Vater ist ohnehin kein großer Freund von Onkel August und sympathisiert mehr mit Onkel Didi. Beide sind Mitglieder im „Stahlhelm – Bund der Frontsoldaten“, der national-konservativen, kaisertreuen und militanten Vereinigung ehemaliger Frontsoldaten des ersten Weltkrieges. Onkel August ist Mitglied in der Demokratischen Partei, vor allem wegen ihrer liberalen Wirtschaftspolitik, die sie während ihrer Mitbeteiligung an der Regierung in den zwanziger Jahren durchzusetzen versucht.

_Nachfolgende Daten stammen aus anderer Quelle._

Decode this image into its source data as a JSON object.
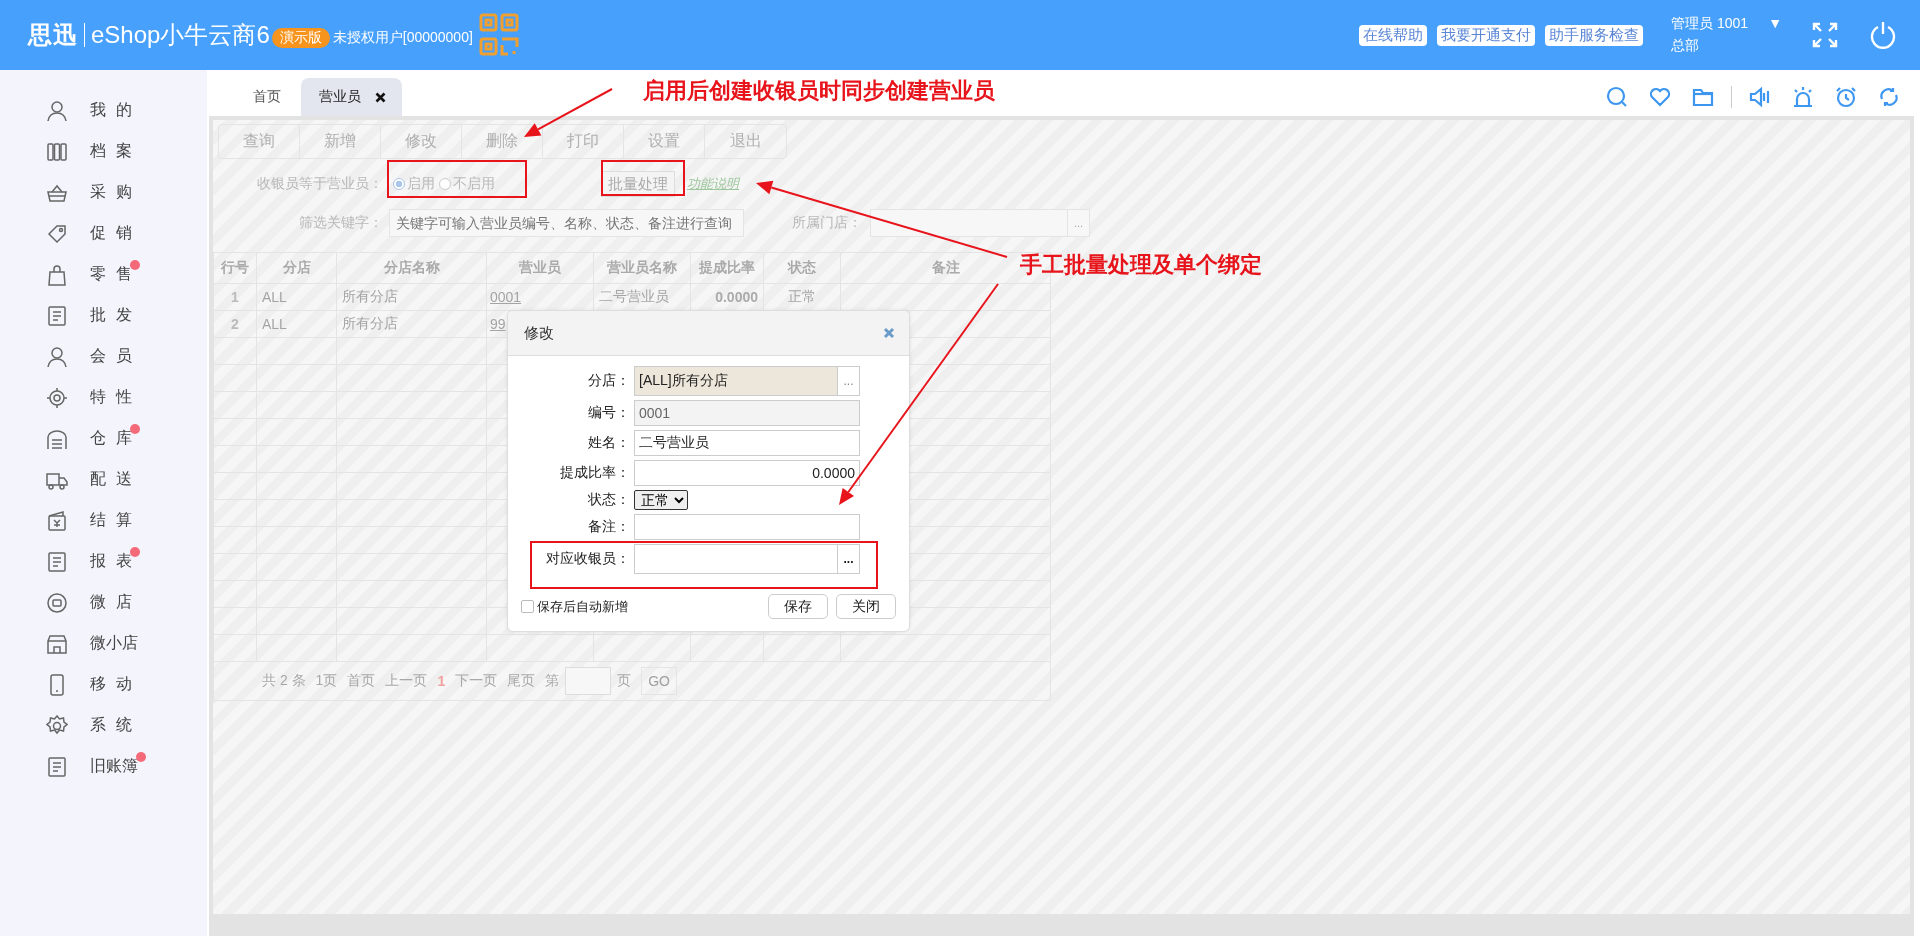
{
  "header": {
    "logo": "思迅",
    "product": "eShop小牛云商6",
    "edition_badge": "演示版",
    "license": "未授权用户[00000000]",
    "links": [
      "在线帮助",
      "我要开通支付",
      "助手服务检查"
    ],
    "user": "管理员 1001",
    "dropdown": "▼",
    "org": "总部"
  },
  "sidebar": {
    "items": [
      {
        "label": "我 的",
        "notification": false
      },
      {
        "label": "档 案",
        "notification": false
      },
      {
        "label": "采 购",
        "notification": false
      },
      {
        "label": "促 销",
        "notification": false
      },
      {
        "label": "零 售",
        "notification": true
      },
      {
        "label": "批 发",
        "notification": false
      },
      {
        "label": "会 员",
        "notification": false
      },
      {
        "label": "特 性",
        "notification": false
      },
      {
        "label": "仓 库",
        "notification": true
      },
      {
        "label": "配 送",
        "notification": false
      },
      {
        "label": "结 算",
        "notification": false
      },
      {
        "label": "报 表",
        "notification": true
      },
      {
        "label": "微 店",
        "notification": false
      },
      {
        "label": "微小店",
        "notification": false
      },
      {
        "label": "移 动",
        "notification": false
      },
      {
        "label": "系 统",
        "notification": false
      },
      {
        "label": "旧账簿",
        "notification": true
      }
    ]
  },
  "tabs": [
    {
      "label": "首页",
      "selected": false,
      "closable": false
    },
    {
      "label": "营业员",
      "selected": true,
      "closable": true
    }
  ],
  "toolbar": [
    "查询",
    "新增",
    "修改",
    "删除",
    "打印",
    "设置",
    "退出"
  ],
  "sync_setting": {
    "label": "收银员等于营业员：",
    "options": [
      {
        "label": "启用",
        "selected": true
      },
      {
        "label": "不启用",
        "selected": false
      }
    ]
  },
  "batch_button": "批量处理",
  "help_link": "功能说明",
  "filter": {
    "label": "筛选关键字：",
    "placeholder": "关键字可输入营业员编号、名称、状态、备注进行查询"
  },
  "store_filter": {
    "label": "所属门店：",
    "button": "..."
  },
  "table": {
    "columns": [
      "行号",
      "分店",
      "分店名称",
      "营业员",
      "营业员名称",
      "提成比率",
      "状态",
      "备注"
    ],
    "rows": [
      [
        "1",
        "ALL",
        "所有分店",
        "0001",
        "二号营业员",
        "0.0000",
        "正常"
      ],
      [
        "2",
        "ALL",
        "所有分店",
        "99"
      ]
    ]
  },
  "pager": {
    "total": "共 2 条",
    "pages": "1页",
    "first": "首页",
    "prev": "上一页",
    "current": "1",
    "next": "下一页",
    "last": "尾页",
    "goto_prefix": "第",
    "goto_suffix": "页",
    "go": "GO"
  },
  "dialog": {
    "title": "修改",
    "fields": [
      {
        "label": "分店：",
        "kind": "picker",
        "readonly": true,
        "value": "[ALL]所有分店",
        "button": "..."
      },
      {
        "label": "编号：",
        "kind": "text",
        "readonly": true,
        "value": "0001"
      },
      {
        "label": "姓名：",
        "kind": "text",
        "readonly": false,
        "value": "二号营业员"
      },
      {
        "label": "提成比率：",
        "kind": "number",
        "readonly": false,
        "value": "0.0000"
      },
      {
        "label": "状态：",
        "kind": "select",
        "value": "正常"
      },
      {
        "label": "备注：",
        "kind": "text",
        "readonly": false
      },
      {
        "label": "对应收银员：",
        "kind": "picker",
        "readonly": false,
        "button": "..."
      }
    ],
    "auto_new": {
      "label": "保存后自动新增",
      "checked": false
    },
    "buttons": [
      "保存",
      "关闭"
    ]
  },
  "annotations": [
    {
      "text": "启用后创建收银员时同步创建营业员"
    },
    {
      "text": "手工批量处理及单个绑定"
    }
  ]
}
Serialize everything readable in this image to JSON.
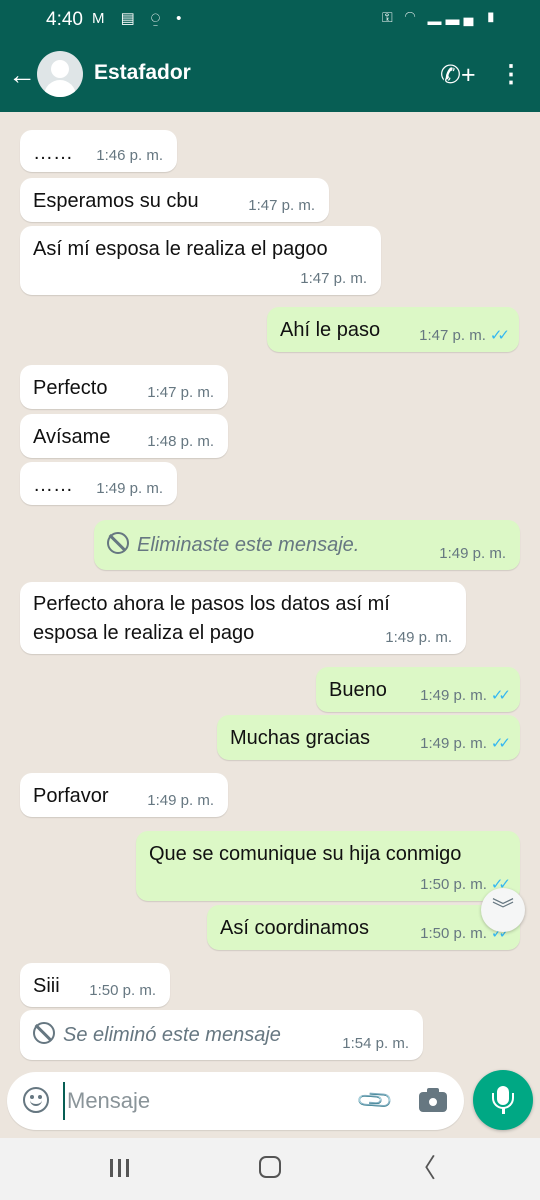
{
  "status_bar": {
    "time": "4:40",
    "notif_icons": "M ▤ ⍜ •",
    "system_icons": "⚿ ◠ ▂▃▄ ▮"
  },
  "header": {
    "back_icon": "←",
    "name": "Estafador",
    "call_icon": "✆+",
    "menu_icon": "⋮"
  },
  "messages": [
    {
      "dir": "in",
      "text": "……",
      "time": "1:46 p. m."
    },
    {
      "dir": "in",
      "text": "Esperamos su cbu",
      "time": "1:47 p. m."
    },
    {
      "dir": "in",
      "text": "Así mí esposa le realiza el pagoo",
      "time": "1:47 p. m."
    },
    {
      "dir": "out",
      "text": "Ahí le paso",
      "time": "1:47 p. m.",
      "ticks": "✓✓"
    },
    {
      "dir": "in",
      "text": "Perfecto",
      "time": "1:47 p. m."
    },
    {
      "dir": "in",
      "text": "Avísame",
      "time": "1:48 p. m."
    },
    {
      "dir": "in",
      "text": "……",
      "time": "1:49 p. m."
    },
    {
      "dir": "out",
      "text": "Eliminaste este mensaje.",
      "time": "1:49 p. m.",
      "deleted": true
    },
    {
      "dir": "in",
      "text_line1": "Perfecto ahora le pasos los datos así mí",
      "text_line2": "esposa le realiza el pago",
      "time": "1:49 p. m."
    },
    {
      "dir": "out",
      "text": "Bueno",
      "time": "1:49 p. m.",
      "ticks": "✓✓"
    },
    {
      "dir": "out",
      "text": "Muchas gracias",
      "time": "1:49 p. m.",
      "ticks": "✓✓"
    },
    {
      "dir": "in",
      "text": "Porfavor",
      "time": "1:49 p. m."
    },
    {
      "dir": "out",
      "text": "Que se comunique su hija conmigo",
      "time": "1:50 p. m.",
      "ticks": "✓✓"
    },
    {
      "dir": "out",
      "text": "Así coordinamos",
      "time": "1:50 p. m.",
      "ticks": "✓✓"
    },
    {
      "dir": "in",
      "text": "Siii",
      "time": "1:50 p. m."
    },
    {
      "dir": "in",
      "text": "Se eliminó este mensaje",
      "time": "1:54 p. m.",
      "deleted": true
    }
  ],
  "scroll_down_icon": "︾",
  "composer": {
    "placeholder": "Mensaje",
    "attach_icon": "📎"
  },
  "nav": {
    "back_icon": "〈"
  },
  "colors": {
    "header": "#075E54",
    "outgoing": "#DCF8C6",
    "incoming": "#FFFFFF",
    "read_ticks": "#34B7F1",
    "mic_button": "#00A884"
  }
}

Eingeschult werde ich im April 1928 in der Schule an der Margarethenstraße, ein ziemlich neues Gebäude, in dem eine Mittel-(heute Real-)schule untergebracht ist und im obersten Stockwerk eine erste und zweite Grundschulklasse. Die zwei Jahre an dieser Schule sind mir nur schwach in Erinnerung. Vor Beginn des Unterrichts wird immer gebetet. Evangelischer Religionsunterricht ist Pflichtfach. Es wird nicht gefragt, ob die Eltern der Schüler vielleicht nur gottgläubig oder gar Atheisten sind. Während des Unterrichts müssen, wenn nicht geschrieben oder gezeichnet wird, die Hände gefaltet auf dem Schülerpult liegen. Zwei Episoden erinnere ich. Ich komme manchmal zu spät zum Unterricht, was ich dann meistens mit Nachsitzen zu büßen habe. In unserem Stockwerk befindet sich eine großräumige Garderobe für unsere Mäntel. Eines Morgens – wieder verspätet – hänge ich meinen Mantel auf einen Haken, als eine junge Lehrerin vorbei kommt, bei mir stehen bleibt, mich ansieht und fragt: „Nun, was macht man?“ Ich bleibe stumm. „Willst du nicht einen Diener machen?“ Einen „Diener“, d.h. vor „höher gestellten“ Personen einen Bückling zu machen, stammt noch aus alter Zeit und ist im Deutschland der von vielen Bürgern ungeliebten Republik noch durchaus üblich, uns Kindern sogar anerzogen worden. Vor Erwachsenen ist zur Begrüßung stets ein Diener zu machen, das „gehört sich einfach so“. Ich will vor dem Fräulein aber keinen Diener machen, obwohl sie es mir einige Male vormacht. Schließlich nimmt sie mich mit in unseren Klassenraum und berichtet unserem Lehrer, Herrn Purnhagen, von meinem „ungehörigen Benehmen“. Er zwingt mich, die Dienerprozedur vor dem Fräulein in Anwesenheit der ganzen Klasse vorzuführen, was mich sehr verletzt.